Pause my life for five days. Do all the things I can't do on normal days. A chance to zone out and appreciate my life. Eat a lot, go to new places, reflect, get closer to nature and meet new people. Who knows, maybe when I come back I look like Julia Roberts already.
“We search for happiness everywhere, but we are like Tolstoy's fabled beggar who spent his life sitting on a pot of gold, under him the whole time. Your treasure--your perfection--is within you already. But to claim it, you must leave the buy commotion of the mind and abandon the desires of the ego and enter into the silence of the heart.”

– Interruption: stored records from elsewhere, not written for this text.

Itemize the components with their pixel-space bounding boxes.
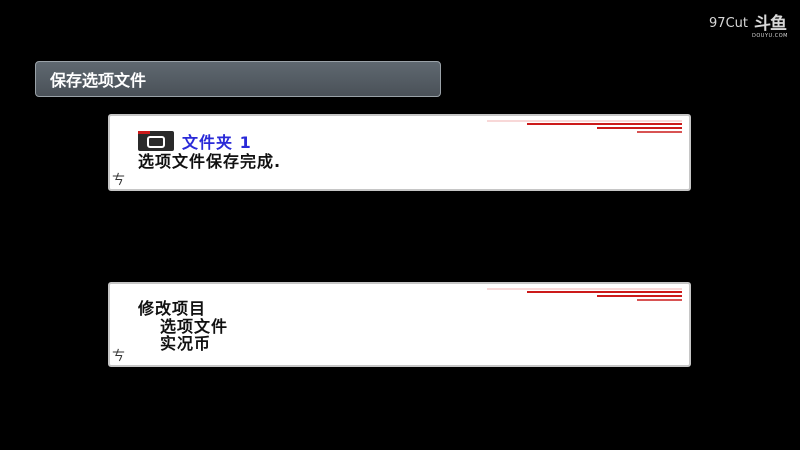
logo-subtext: DOUYU.COM [752, 33, 788, 39]
list-item: 选项文件 [160, 317, 229, 336]
logo-text: 斗鱼 [754, 14, 787, 34]
edit-items-list: 修改项目 选项文件 实况币 [138, 299, 229, 353]
edit-items-heading: 修改项目 [138, 299, 207, 318]
list-item: 实况币 [160, 334, 212, 353]
edit-items-panel: 修改项目 选项文件 实况币 ㄘ [108, 282, 691, 367]
watermark-text: 97Cut [709, 16, 748, 31]
corner-glyph: ㄘ [112, 173, 126, 188]
red-stripe-decoration [487, 120, 682, 133]
save-complete-message: 选项文件保存完成. [138, 152, 282, 171]
page-title: 保存选项文件 [50, 71, 147, 90]
title-bar: 保存选项文件 [35, 61, 441, 97]
red-stripe-decoration [487, 288, 682, 301]
douyu-logo: 斗鱼 DOUYU.COM [752, 14, 788, 40]
save-result-panel: 文件夹 1 选项文件保存完成. ㄘ [108, 114, 691, 191]
corner-glyph: ㄘ [112, 349, 126, 364]
watermark: 97Cut 斗鱼 DOUYU.COM [709, 14, 788, 40]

I was so saturated, tired and empty yesterday when I met up with my best friends. It was a day that I have been looking forward to for so many weeks already and finally it happened. The weather was also kind to me: bright and sunny without any hint of clouds but with a slight breeze to relieve the humid. I don't usually appreciate those small things but given my current situation, I'd rejoice for even a sight of Matteo Guidicelli at Jamba Juice (which actually happened). Good weather plus tired soul plus this song playing on the way = perfect music video-ish moment.
It's not that I'm in a state of torture or anything, but where most of us right now isn't paradise either. Hmm, marathon. That's how I'd like to call it. Very long and tiring; pushing us to the limits but when we're done, it's very much fulfilling. Even though I'm complaining from time to time, with all of the stuff and VIRTUES that I'm learning from this marathon, I wouldn't trade it for a walk in the park. It's amazing how we can appreciate these things because of maturity, no?
This song is just so fitting for me in all the vague reasons. Being successful in life, having been gone to beautiful places but realized she have not lived for herself at all. I know, it's for moms and successful and busy people but I can relate to it I don't know why. Okay, maybe because of my constant struggle to fulfill my good daughter duties that I realized I forgot to give myself what I want. That I have never experienced that exhilarating, i'd-cross-this-off-my-bucket-list level of happiness for myself gave me a pang of regret.
I don't want to be this song. 30 years from now, when I look back on my life, I don't want to be disappointed with what I will see. I will pursue my paradise.
It's no secret that Miranda Kerr is my favorite VS Angel. I just love everything about her. Her features are a lot less fierce than other VS models (they werqqq it!) and I think that's why she's a standout. She exudes that sweet, not intimidating, girl-next-door vibe that most models do not have. Because nowadays long legs, skinny body, high cheekbones and pouty cheeks = Vogue model. I don't mind that, but sometimes they're becoming like Asians to me: I can't distinguish them anymore haha. That's why seeing Miranda Kerr at the VS Fashion show is like a breath of fresh air. Bottom line? I'm excited for the full show because of her. Haha.
My eye bags are already a face fixture for me ever since July, but I just noticed that it's getting worse. Actually my whole face is getting worse. A lot of people have been pointing out the loss of fat in my cheeks and my bloodshot eyes all the time. Gentle way of saying "oh dear what happened to you?" And yeah I, too, have been noticing that I'm losing weight in a gaunt way. And don't look at me like that, I'm eating a lot. And I sleep for 6-7 hours daily.
Maybe I'm just tired. Damn I hate to be tired already, it's just Monday for crying out loud.